Selon Maître Patrick Maisonneuve, avocat du président gabonais Ali Bongo, la décision de la plus haute juridiction française «risque d'avoir un effet inflationniste sur les plaintes et présente un risque d'instrumentalisation de la justice pénale à des fins politiques». Maître Olivier Pardo, avocat du président de la Guinée, ajoute qu’«il ne faut pas prendre les chefs d'Etat africains pour des gens sans foi ni loi. C'est fini le temps des rois nègres». Quant à Daniel Lebègue, président de l’association Transparence International France, qu’il faut saluer pour sa ténacité dans cette affaire, il a annoncé: «Il s'agit d'une décision historique qui augure de la fin de l’impunité pour les dirigeants corrompus dans le monde. Ce succès, nous le dédions aux millions de victimes de la corruption qui, du fait de ce fléau, souffrent quotidiennement d’une déficience d’accès aux services de base tels que l’eau, la santé ou l’éducation».

La restitution des avoirs aux populations est encore lointaine, mais grâce à cette brèche, on peut à présent espérer contrecarrer plus facilement l'inertie de l’Etat et du parquet dans certaines affaires politico-financières sensibles.

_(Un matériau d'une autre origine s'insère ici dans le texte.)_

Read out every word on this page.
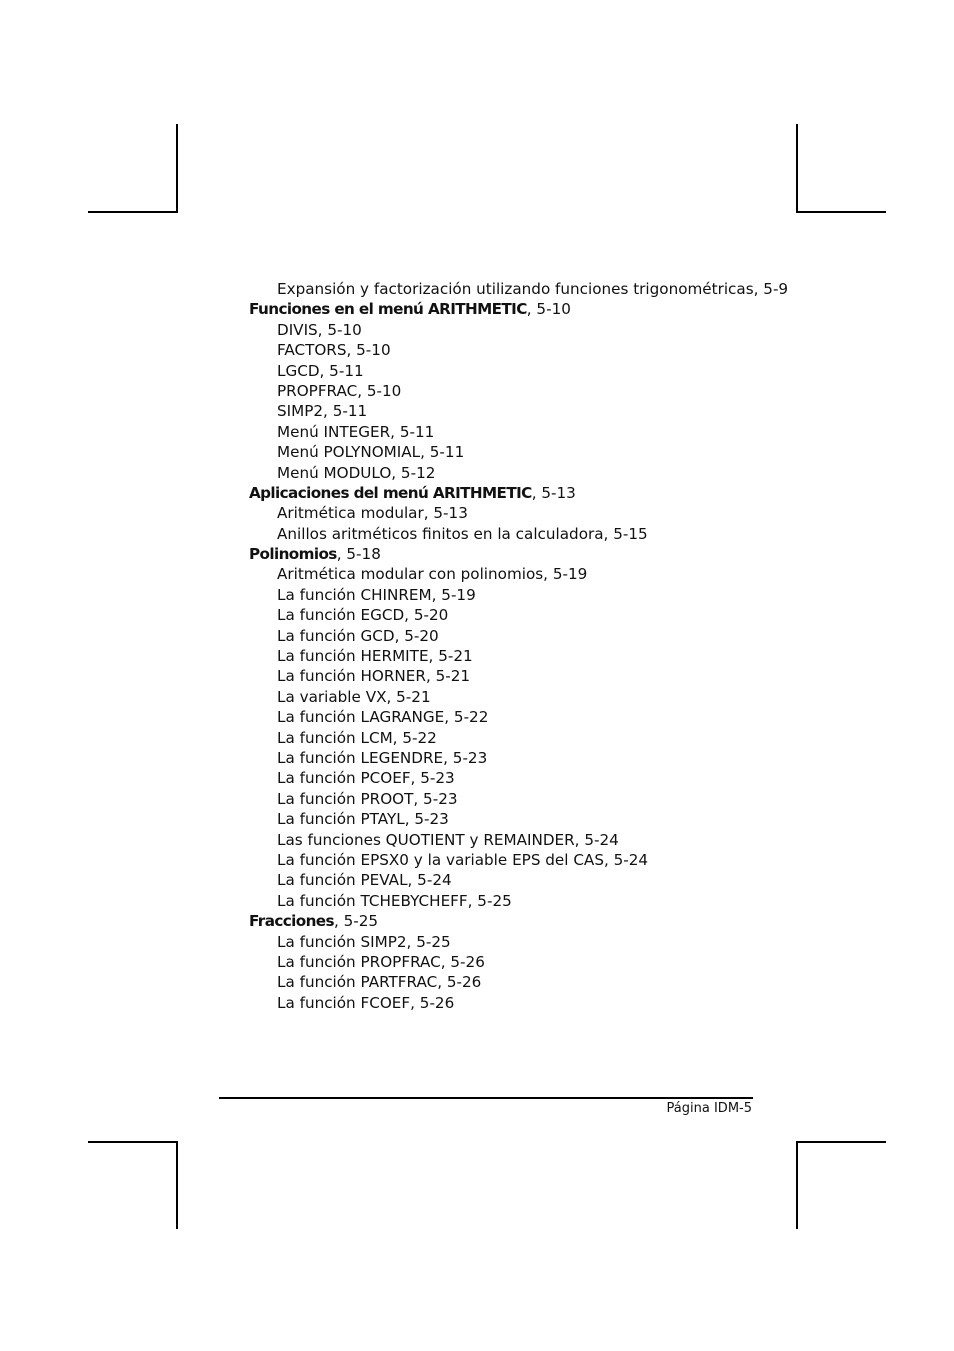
Expansión y factorización utilizando funciones trigonométricas, 5-9
Funciones en el menú ARITHMETIC, 5-10
DIVIS, 5-10
FACTORS, 5-10
LGCD, 5-11
PROPFRAC, 5-10
SIMP2, 5-11
Menú INTEGER, 5-11
Menú POLYNOMIAL, 5-11
Menú MODULO, 5-12
Aplicaciones del menú ARITHMETIC, 5-13
Aritmética modular, 5-13
Anillos aritméticos finitos en la calculadora, 5-15
Polinomios, 5-18
Aritmética modular con polinomios, 5-19
La función CHINREM, 5-19
La función EGCD, 5-20
La función GCD, 5-20
La función HERMITE, 5-21
La función HORNER, 5-21
La variable VX, 5-21
La función LAGRANGE, 5-22
La función LCM, 5-22
La función LEGENDRE, 5-23
La función PCOEF, 5-23
La función PROOT, 5-23
La función PTAYL, 5-23
Las funciones QUOTIENT y REMAINDER, 5-24
La función EPSX0 y la variable EPS del CAS, 5-24
La función PEVAL, 5-24
La función TCHEBYCHEFF, 5-25
Fracciones, 5-25
La función SIMP2, 5-25
La función PROPFRAC, 5-26
La función PARTFRAC, 5-26
La función FCOEF, 5-26
Página IDM-5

1 Transparence International France est la section française de l’association Transparency International, la principale organisation de la société civile qui se consacre à la transparence et à l’intégrité de la vie publique et économique. Elle publie notamment chaque année un Indice de Perception de la Corruption (IPC), sur une échelle de 0 à 10, où 178 pays sont classés en fonction de la perception du niveau de corruption affectant son administration publique et sa classe politique.